骨の発育のためにも、カルシウムをもっと積極的に取る必要がありますが、それだけではまだ完全とはいえません。せっかくカルシウムを摂取しても、体内で吸収・利用されなければ、全く意味がないからです。ビタミンC には、カルシウムの吸収と代謝を助ける働きがあります。カルシウムといっしょにビタミンCをきちんと取ることで、体内でカルシウムが有効に活用され、骨の発育にいい効果が現れるわけです。

一方、年を重ねるごとに、身長が縮んだという人の場合、考えられる原因の1つは、骨粗鬆症になっていると考えられます。骨はカルシウムの貯蔵庫でもあり、血液中のカルシウムがへると、骨から補っています。古くなった骨を吸収する破骨細胞と、新しい骨をつくる骨芽細胞の働きのバランスを取っているのも、ビタミンC なのです。

骨代謝のバランスがくずれると、背骨はスカスカになってもろくなり、つぶれて圧迫骨折を起こして背が縮んでしまいます。また、腰椎やひざ関節の軟骨がつぶれると、腰痛やひざ痛の原因にもなります。現在、高齢者の30パーセントは、骨粗鬆症のおそれがあると推測れます。特に更年期以降の女性は、ホルモンのバランスが変わることから、骨粗鬆症になりやすいので、注意が必要です。

高齢者でもコラーゲンが増加する

骨の構造をビルにたとえると、鉄筋にあたるコラーゲンに、外壁材にあたるカルシウムが付着して、骨を形成しています。コラーゲンは、実に骨の成分の半分 を占めています。その骨の骨組みであるコラーゲンの生成にも、ビタミンC が大きく関わっています。

コラーゲンは、体のたんばく質の3分の1を占める、非常に重要な成分で、細胞と細胞をつなぎ合わせる働きがあります。骨、皮膚、血管など、私たちの体のいたるところに含まれており、ごく小さな単位で体の骨組みを形づくって、組織や臓器を支えているわけです。

ビタミンC をたっぷり取ると、強くてしなやかなコラーゲンが作られ、細胞の増殖が促進されます。

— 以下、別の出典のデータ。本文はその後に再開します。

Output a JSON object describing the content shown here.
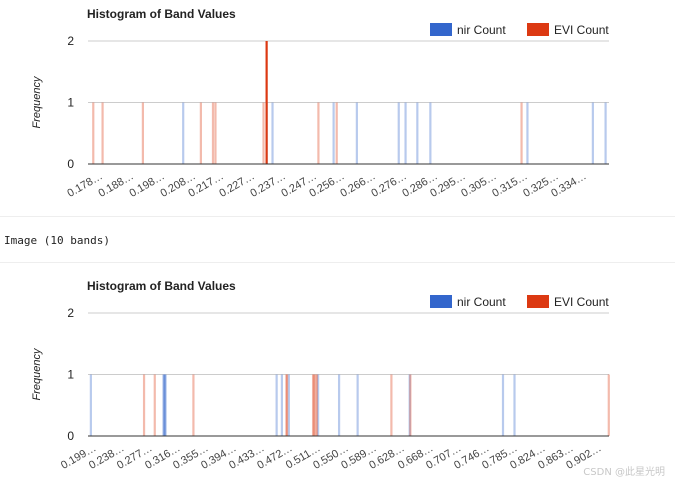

コラーゲンには弾力性があるので、しなやかで骨折しにくい骨をつくることができるのです。こうしたことからも、骨の発育のため、ひいては身長を伸ばすために、ビタミンCをしっかり取ることがいかに大切かがわかります。医師開発のロングセラーのコラーゲンはこちら

6~11歳の成長期にある一卵性双生児の片方の子供には500ミリグラムのビタミンC を、もう片方の子供にはそれにそっくりな偽薬を、それぞれ5ヶ月あまり摂取してもらうという研究の結果でも、ビタミンCを取った子供のほうが、明らかに身長が高くなるということがわかっています。

これまで、加齢とともにコラーゲンを合成する力が低下することはしかたがないと考えられていました。しかし最近の研では、新生児の皮膚(3~7日齢)と老齢者(73~93歳)の皮膚で、細胞内コラーゲン合成に対するビタミンC の効果を比較した結果、いずれの場合もビタミンCを摂取したほうが早く細胞が増殖し、コラーゲン合成を増強することが明らかになっています

。日本では、ビタミンC の1日所要量は、18歳歳以上で100ミリグラムとされています。しかし、これはあくまでも欠乏症を起こさないための最低量です。ビタミンC のさまざまな効能を期待するなら一日1000ミリグラム以上が適当で、少なくとも500ミリグラムは取ってほしいものです。

ビタミンCを一度に多量に摂取しても大きな害はありませんが、体内に貯蔵できるのは最大で約4500ミリグラムです。一定以上摂取しても、尿といっしょに排泄されてしまうということがわかっています。したがって、ビタミンC の体内濃度を常にあるレベル以上に保つためには、1日3回に分けて摂取するのが効率的です。サプリメントで取る場合には、空腹時に飲んでも、体内にとどまりにくいため、食後すぐに飲むのがよいでしょう。